Argentina. This is where the tango originated more than 100 years ago, in the streets around the port of Buenos Aires. The dance sprang up in the bordellos and dingy nightclubs where soldiers, sailors and gauchos went to meet women. Its disreputable origins and frankly sexual character made it the target of ostracism from the high ranks of society.

“The tango’s choreography is a racial melting pot,” Copes explains. “The music was played by musicians who livened up the quilombos (whorehouses) of the time, mixing African rhythms, or Candombe, with the Habanera (a Cuban melody) and the Milonga (the song of the gauchos). Some special steps came in from the docks – mazurkas, polkas, waltzes – and the instruments used to play this music – the flute, the violin and the guitar – were mixed in as well.”

When the tango’s music made it to Paris around 1910, its sensual and exotic rhythms sparked a European dance craze. Suddenly the tango shed its machismo”whorehouse image to emerge as a cosmopolitan dance for the perfect couple.

“The tango is something between a woman and a man, 50-50,” Copes rhapsodizes again. “It is a feeling and you dance with that feeling. . . . It’s a dialogue but without words. It’s the closest thing to love in real life.”

Despite the international cachet, the tango was slow to gain acceptance in its home city. Copes recalls people telling him that tango dancing was for pimps, drug dealers or gamblers.

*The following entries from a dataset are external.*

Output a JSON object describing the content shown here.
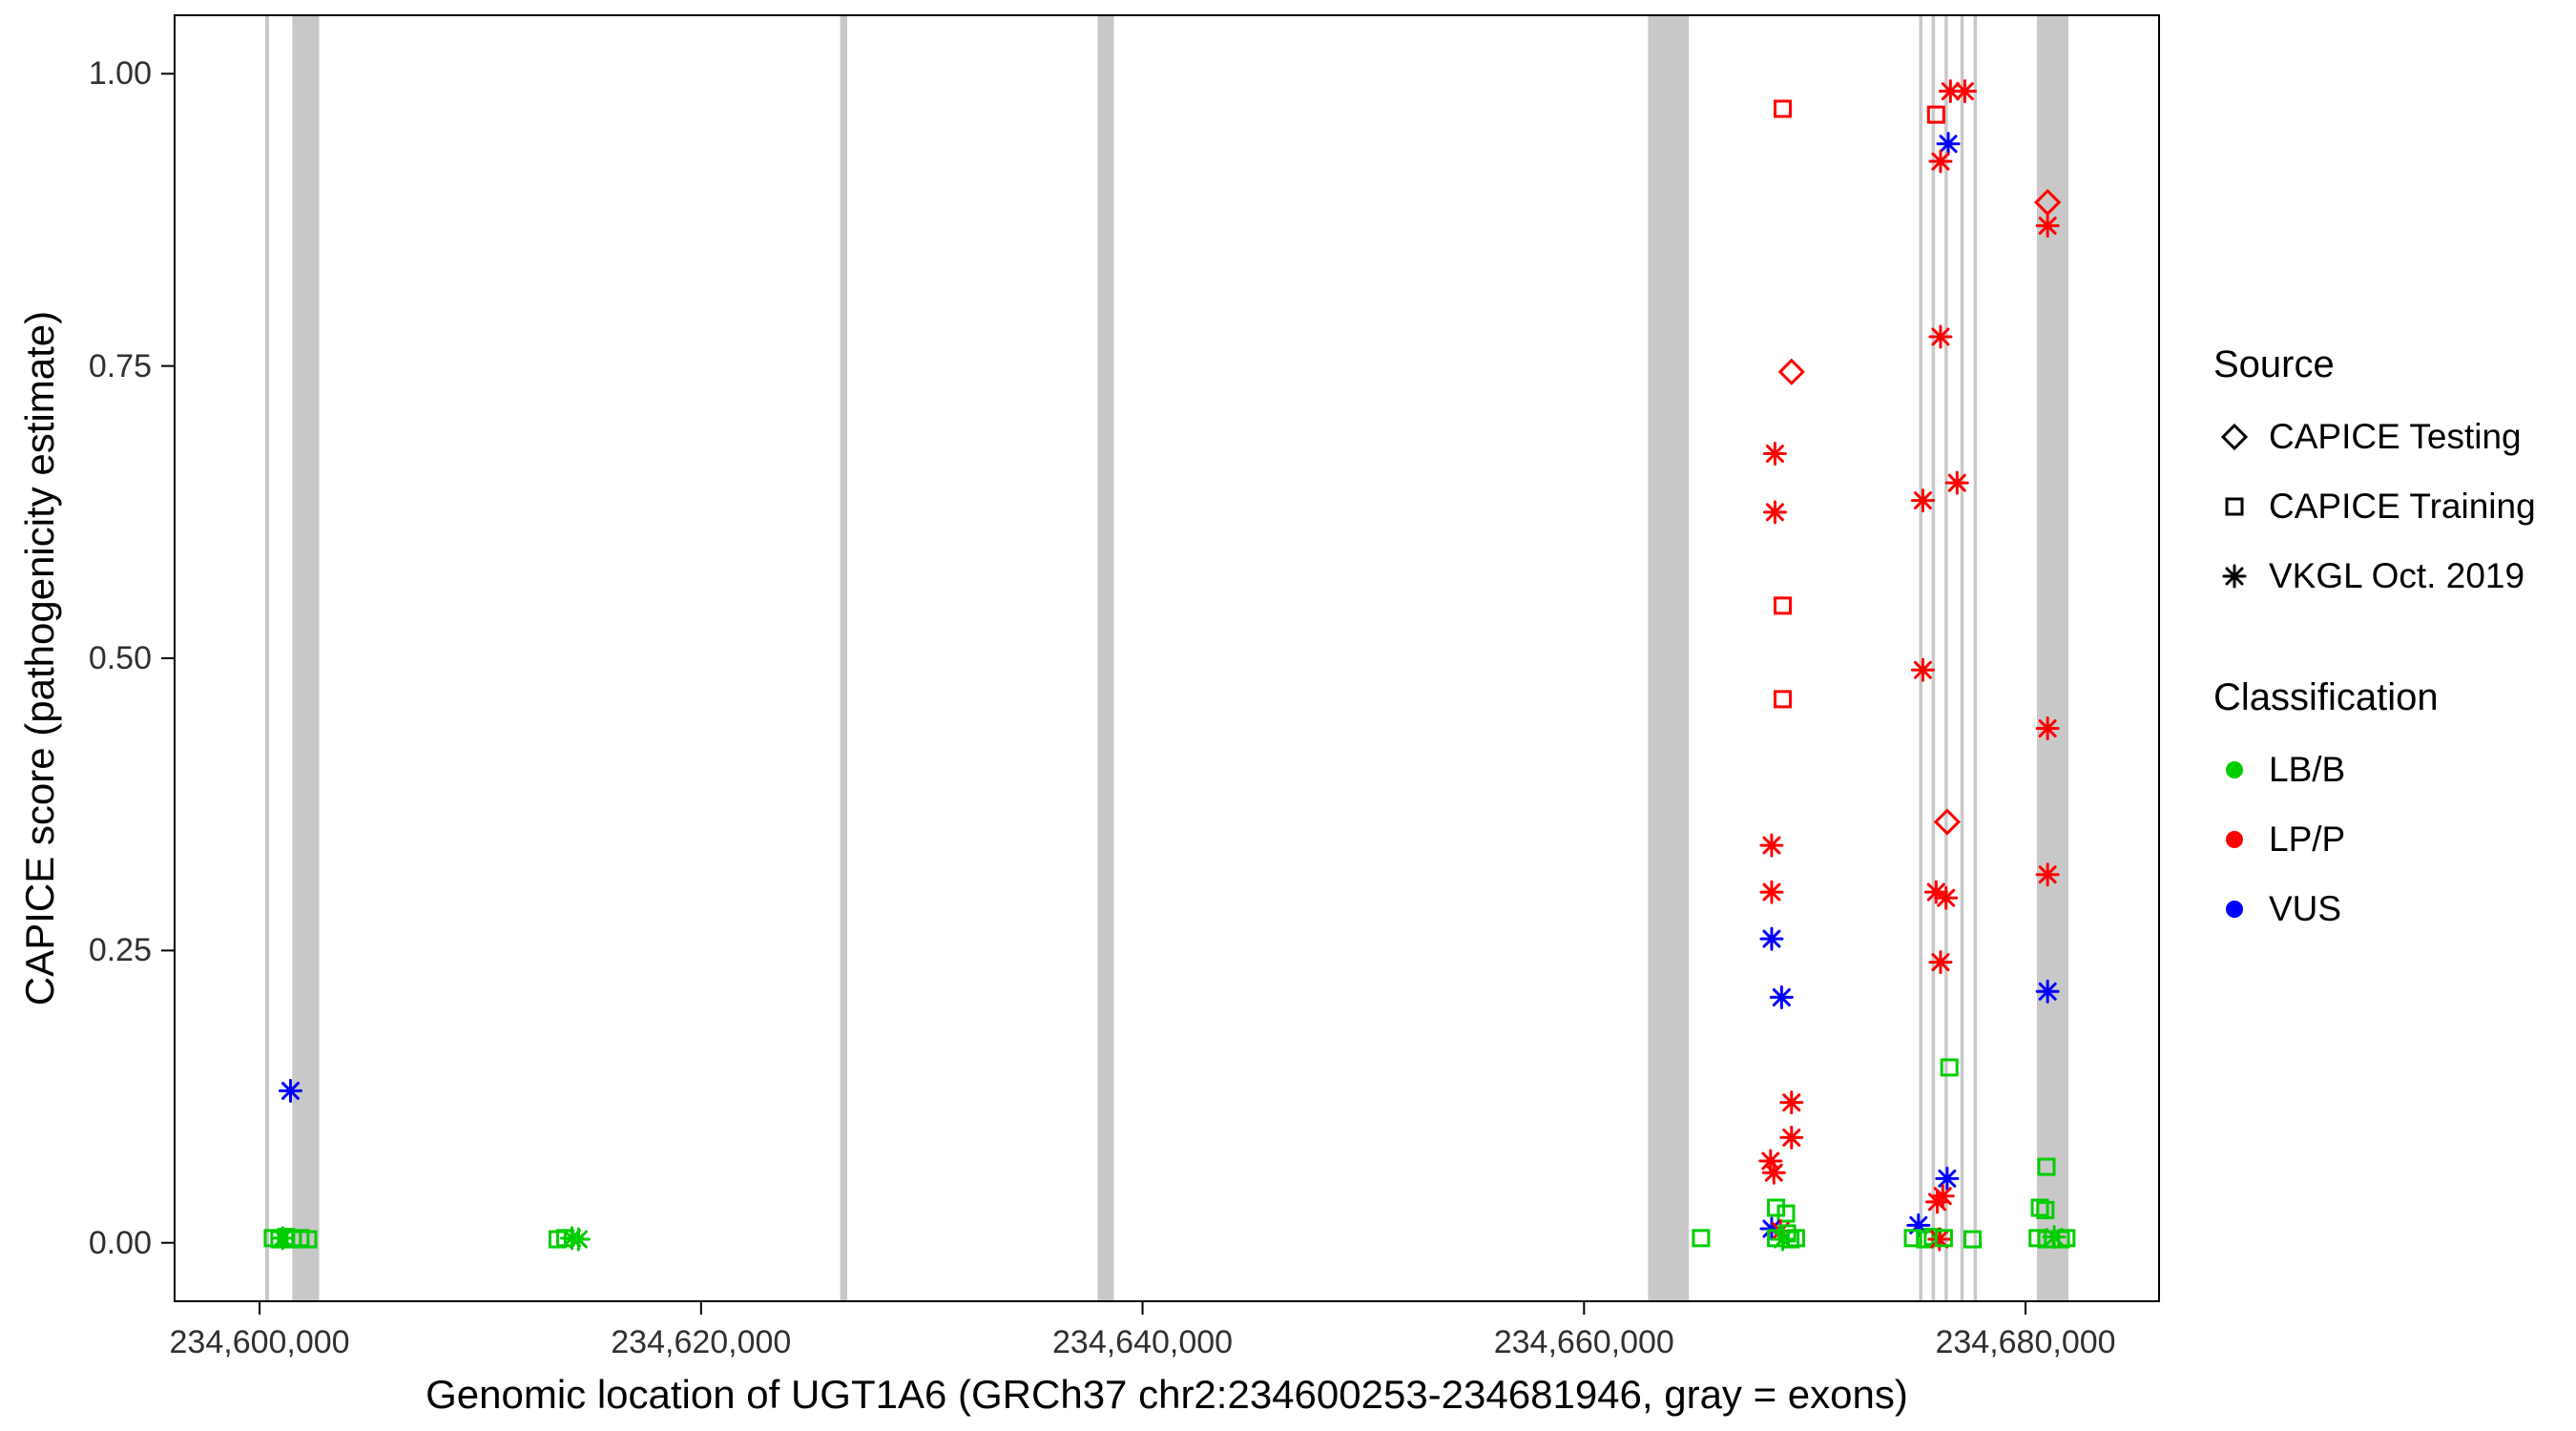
{
  "legend": {
    "source_title": "Source",
    "classification_title": "Classification"
  },
  "chart_data": {
    "type": "scatter",
    "title": "",
    "xlabel": "Genomic location of UGT1A6 (GRCh37 chr2:234600253-234681946, gray = exons)",
    "ylabel": "CAPICE score (pathogenicity estimate)",
    "xlim": [
      234596150,
      234686050
    ],
    "ylim": [
      -0.05,
      1.05
    ],
    "grid": "off",
    "legend_position": "right",
    "x_ticks": [
      {
        "value": 234600000,
        "label": "234,600,000"
      },
      {
        "value": 234620000,
        "label": "234,620,000"
      },
      {
        "value": 234640000,
        "label": "234,640,000"
      },
      {
        "value": 234660000,
        "label": "234,660,000"
      },
      {
        "value": 234680000,
        "label": "234,680,000"
      }
    ],
    "y_ticks": [
      {
        "value": 0.0,
        "label": "0.00"
      },
      {
        "value": 0.25,
        "label": "0.25"
      },
      {
        "value": 0.5,
        "label": "0.50"
      },
      {
        "value": 0.75,
        "label": "0.75"
      },
      {
        "value": 1.0,
        "label": "1.00"
      }
    ],
    "exon_color": "#C8C8C8",
    "exons": [
      [
        234600253,
        234600430
      ],
      [
        234601480,
        234602700
      ],
      [
        234626300,
        234626620
      ],
      [
        234637960,
        234638700
      ],
      [
        234662900,
        234664750
      ],
      [
        234675180,
        234675330
      ],
      [
        234675750,
        234675900
      ],
      [
        234676330,
        234676480
      ],
      [
        234677050,
        234677200
      ],
      [
        234677650,
        234677800
      ],
      [
        234680520,
        234681946
      ]
    ],
    "sources": {
      "T": {
        "label": "CAPICE Testing",
        "shape": "diamond"
      },
      "R": {
        "label": "CAPICE Training",
        "shape": "square"
      },
      "V": {
        "label": "VKGL Oct. 2019",
        "shape": "asterisk"
      }
    },
    "classifications": {
      "B": {
        "label": "LB/B",
        "color": "#00CD00"
      },
      "P": {
        "label": "LP/P",
        "color": "#FF0000"
      },
      "U": {
        "label": "VUS",
        "color": "#0000FF"
      }
    },
    "point_fields": [
      "x",
      "y",
      "source_code",
      "classification_code"
    ],
    "points": [
      [
        234600600,
        0.004,
        "R",
        "B"
      ],
      [
        234600900,
        0.003,
        "R",
        "B"
      ],
      [
        234601200,
        0.005,
        "R",
        "B"
      ],
      [
        234601500,
        0.003,
        "R",
        "B"
      ],
      [
        234601850,
        0.004,
        "R",
        "B"
      ],
      [
        234602200,
        0.003,
        "R",
        "B"
      ],
      [
        234601050,
        0.004,
        "V",
        "B"
      ],
      [
        234601400,
        0.13,
        "V",
        "U"
      ],
      [
        234613500,
        0.003,
        "R",
        "B"
      ],
      [
        234613850,
        0.004,
        "R",
        "B"
      ],
      [
        234614150,
        0.004,
        "V",
        "B"
      ],
      [
        234614450,
        0.003,
        "V",
        "B"
      ],
      [
        234665300,
        0.004,
        "R",
        "B"
      ],
      [
        234669000,
        0.97,
        "R",
        "P"
      ],
      [
        234669400,
        0.745,
        "T",
        "P"
      ],
      [
        234668650,
        0.675,
        "V",
        "P"
      ],
      [
        234668650,
        0.625,
        "V",
        "P"
      ],
      [
        234669000,
        0.545,
        "R",
        "P"
      ],
      [
        234669000,
        0.465,
        "R",
        "P"
      ],
      [
        234668500,
        0.34,
        "V",
        "P"
      ],
      [
        234668500,
        0.3,
        "V",
        "P"
      ],
      [
        234668500,
        0.26,
        "V",
        "U"
      ],
      [
        234668950,
        0.21,
        "V",
        "U"
      ],
      [
        234669400,
        0.12,
        "V",
        "P"
      ],
      [
        234669400,
        0.09,
        "V",
        "P"
      ],
      [
        234668450,
        0.07,
        "V",
        "P"
      ],
      [
        234668600,
        0.06,
        "V",
        "P"
      ],
      [
        234668700,
        0.03,
        "R",
        "B"
      ],
      [
        234669150,
        0.025,
        "R",
        "B"
      ],
      [
        234668500,
        0.012,
        "V",
        "U"
      ],
      [
        234668900,
        0.01,
        "V",
        "P"
      ],
      [
        234669200,
        0.008,
        "R",
        "B"
      ],
      [
        234668700,
        0.004,
        "R",
        "B"
      ],
      [
        234669000,
        0.003,
        "V",
        "B"
      ],
      [
        234669350,
        0.003,
        "R",
        "B"
      ],
      [
        234669600,
        0.004,
        "R",
        "B"
      ],
      [
        234676600,
        0.985,
        "V",
        "P"
      ],
      [
        234677250,
        0.985,
        "V",
        "P"
      ],
      [
        234675950,
        0.965,
        "R",
        "P"
      ],
      [
        234676500,
        0.94,
        "V",
        "U"
      ],
      [
        234676150,
        0.925,
        "V",
        "P"
      ],
      [
        234676150,
        0.775,
        "V",
        "P"
      ],
      [
        234676900,
        0.65,
        "V",
        "P"
      ],
      [
        234675350,
        0.635,
        "V",
        "P"
      ],
      [
        234675350,
        0.49,
        "V",
        "P"
      ],
      [
        234676450,
        0.36,
        "T",
        "P"
      ],
      [
        234675950,
        0.3,
        "V",
        "P"
      ],
      [
        234676400,
        0.295,
        "V",
        "P"
      ],
      [
        234676150,
        0.24,
        "V",
        "P"
      ],
      [
        234676550,
        0.15,
        "R",
        "B"
      ],
      [
        234676450,
        0.055,
        "V",
        "U"
      ],
      [
        234676250,
        0.04,
        "V",
        "P"
      ],
      [
        234676000,
        0.035,
        "V",
        "P"
      ],
      [
        234675150,
        0.015,
        "V",
        "U"
      ],
      [
        234674900,
        0.004,
        "R",
        "B"
      ],
      [
        234675450,
        0.003,
        "R",
        "B"
      ],
      [
        234675800,
        0.005,
        "R",
        "B"
      ],
      [
        234676100,
        0.003,
        "V",
        "P"
      ],
      [
        234676300,
        0.004,
        "R",
        "B"
      ],
      [
        234677600,
        0.003,
        "R",
        "B"
      ],
      [
        234681000,
        0.89,
        "T",
        "P"
      ],
      [
        234681000,
        0.87,
        "V",
        "P"
      ],
      [
        234681000,
        0.44,
        "V",
        "P"
      ],
      [
        234681000,
        0.315,
        "V",
        "P"
      ],
      [
        234681000,
        0.215,
        "V",
        "U"
      ],
      [
        234680950,
        0.065,
        "R",
        "B"
      ],
      [
        234680650,
        0.03,
        "R",
        "B"
      ],
      [
        234680900,
        0.028,
        "R",
        "B"
      ],
      [
        234680550,
        0.004,
        "R",
        "B"
      ],
      [
        234680950,
        0.003,
        "R",
        "B"
      ],
      [
        234681300,
        0.005,
        "V",
        "B"
      ],
      [
        234681600,
        0.003,
        "R",
        "B"
      ],
      [
        234681850,
        0.004,
        "R",
        "B"
      ]
    ]
  }
}
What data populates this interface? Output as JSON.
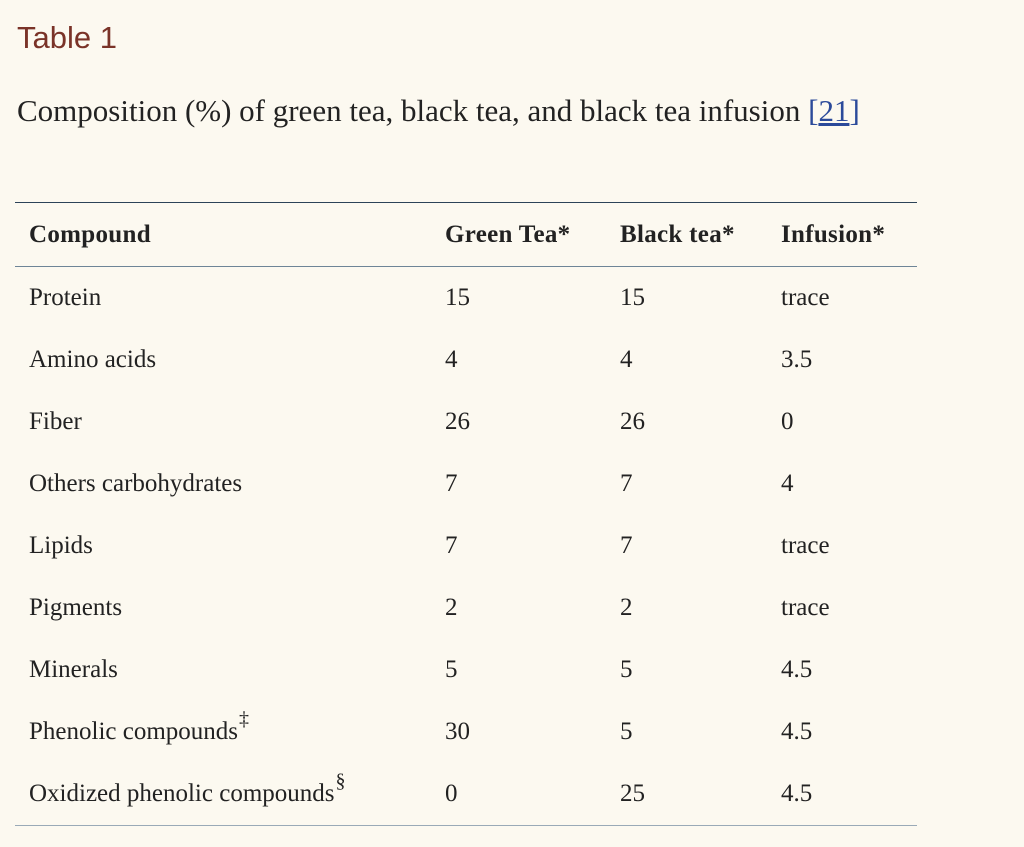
{
  "table_label": "Table 1",
  "caption": {
    "text": "Composition (%) of green tea, black tea, and black tea infusion ",
    "bracket_open": "[",
    "ref": "21",
    "bracket_close": "]"
  },
  "colors": {
    "background": "#fcf9f0",
    "label": "#7a3328",
    "link": "#2b4a9a",
    "rule": "#2c4358"
  },
  "table": {
    "headers": [
      "Compound",
      "Green Tea*",
      "Black tea*",
      "Infusion*"
    ],
    "rows": [
      {
        "compound": "Protein",
        "mark": "",
        "green": "15",
        "black": "15",
        "infusion": "trace"
      },
      {
        "compound": "Amino acids",
        "mark": "",
        "green": "4",
        "black": "4",
        "infusion": "3.5"
      },
      {
        "compound": "Fiber",
        "mark": "",
        "green": "26",
        "black": "26",
        "infusion": "0"
      },
      {
        "compound": "Others carbohydrates",
        "mark": "",
        "green": "7",
        "black": "7",
        "infusion": "4"
      },
      {
        "compound": "Lipids",
        "mark": "",
        "green": "7",
        "black": "7",
        "infusion": "trace"
      },
      {
        "compound": "Pigments",
        "mark": "",
        "green": "2",
        "black": "2",
        "infusion": "trace"
      },
      {
        "compound": "Minerals",
        "mark": "",
        "green": "5",
        "black": "5",
        "infusion": "4.5"
      },
      {
        "compound": "Phenolic compounds",
        "mark": "‡",
        "green": "30",
        "black": "5",
        "infusion": "4.5"
      },
      {
        "compound": "Oxidized phenolic compounds",
        "mark": "§",
        "green": "0",
        "black": "25",
        "infusion": "4.5"
      }
    ]
  }
}
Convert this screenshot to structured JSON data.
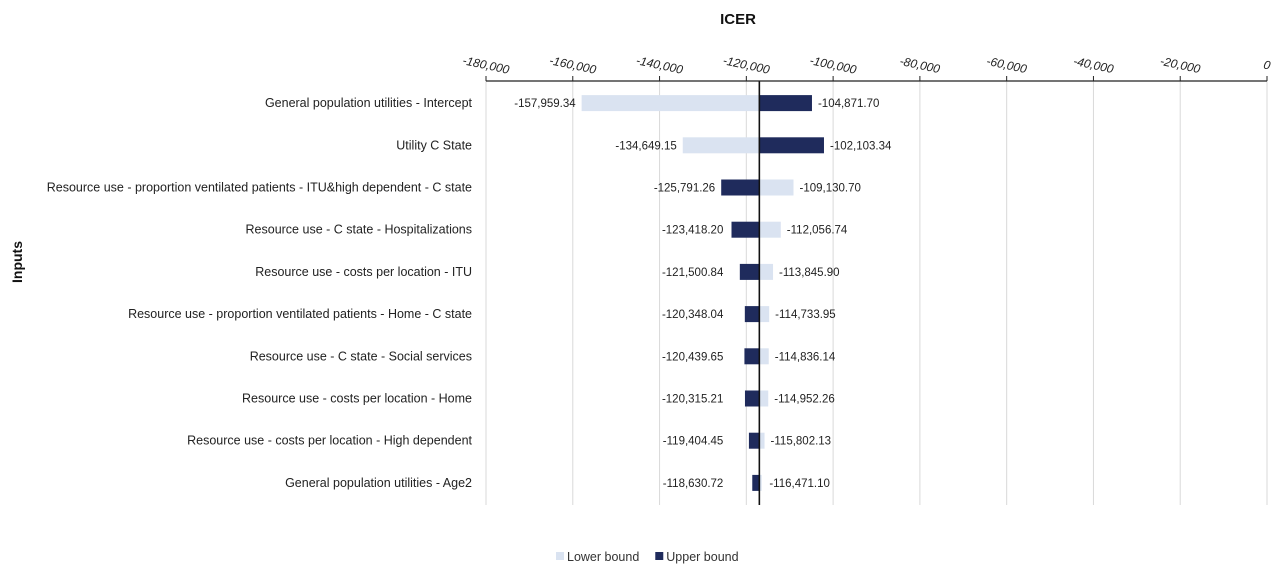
{
  "chart_data": {
    "type": "bar",
    "orientation": "horizontal",
    "subtype": "tornado",
    "title": "ICER",
    "xlabel": "",
    "ylabel": "Inputs",
    "xlim": [
      -180000,
      0
    ],
    "base_value": -117000,
    "x_ticks": [
      -180000,
      -160000,
      -140000,
      -120000,
      -100000,
      -80000,
      -60000,
      -40000,
      -20000,
      0
    ],
    "x_tick_labels": [
      "-180,000",
      "-160,000",
      "-140,000",
      "-120,000",
      "-100,000",
      "-80,000",
      "-60,000",
      "-40,000",
      "-20,000",
      "0"
    ],
    "x_axis_position": "top",
    "grid": true,
    "legend_position": "bottom",
    "categories": [
      "General population utilities - Intercept",
      "Utility C State",
      "Resource use - proportion ventilated patients - ITU&high dependent - C state",
      "Resource use - C state - Hospitalizations",
      "Resource use - costs per location - ITU",
      "Resource use - proportion ventilated patients - Home - C state",
      "Resource use - C state - Social services",
      "Resource use - costs per location - Home",
      "Resource use - costs per location - High dependent",
      "General population utilities - Age2"
    ],
    "series": [
      {
        "name": "Lower bound",
        "color": "#dae3f1",
        "values": [
          -157959.34,
          -134649.15,
          -109130.7,
          -112056.74,
          -113845.9,
          -114733.95,
          -114836.14,
          -114952.26,
          -115802.13,
          -116471.1
        ],
        "labels": [
          "-157,959.34",
          "-134,649.15",
          "-109,130.70",
          "-112,056.74",
          "-113,845.90",
          "-114,733.95",
          "-114,836.14",
          "-114,952.26",
          "-115,802.13",
          "-116,471.10"
        ]
      },
      {
        "name": "Upper bound",
        "color": "#1f2b5c",
        "values": [
          -104871.7,
          -102103.34,
          -125791.26,
          -123418.2,
          -121500.84,
          -120348.04,
          -120439.65,
          -120315.21,
          -119404.45,
          -118630.72
        ],
        "labels": [
          "-104,871.70",
          "-102,103.34",
          "-125,791.26",
          "-123,418.20",
          "-121,500.84",
          "-120,348.04",
          "-120,439.65",
          "-120,315.21",
          "-119,404.45",
          "-118,630.72"
        ]
      }
    ]
  }
}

Copes wanted to legitimize the passions the dance aroused, and in 1955, after seeing a Gene Kelly musical at the local cinema, he decided to make a musical based on his country’s own rhythms and dances. He studied ballet, modern dance and acrobatics to furnish his ambition with the right materials, and in October of that year produced the first professional tango concert.

“It was revolutionary,” Copes recalls. “Never before had my country’s story been put on the stage through tango dance.” Copes, with Nieves, soon began spreading the word, performing in Venezuela, Cuba and El Salvador before appearing in North America in venues such as New York’s Waldorf Astoria and Toronto’s O’Keefe Centre in 1961.

“I feel like an ambassador because in many ways I represent my country,” Copes says. “I run all over the world with the tango – the Orient, Europe, Scandinavia, all over America. I do it because I love this dance. It was my passion, it is my passion. It is for me everything. I never changed for another dance and never will.”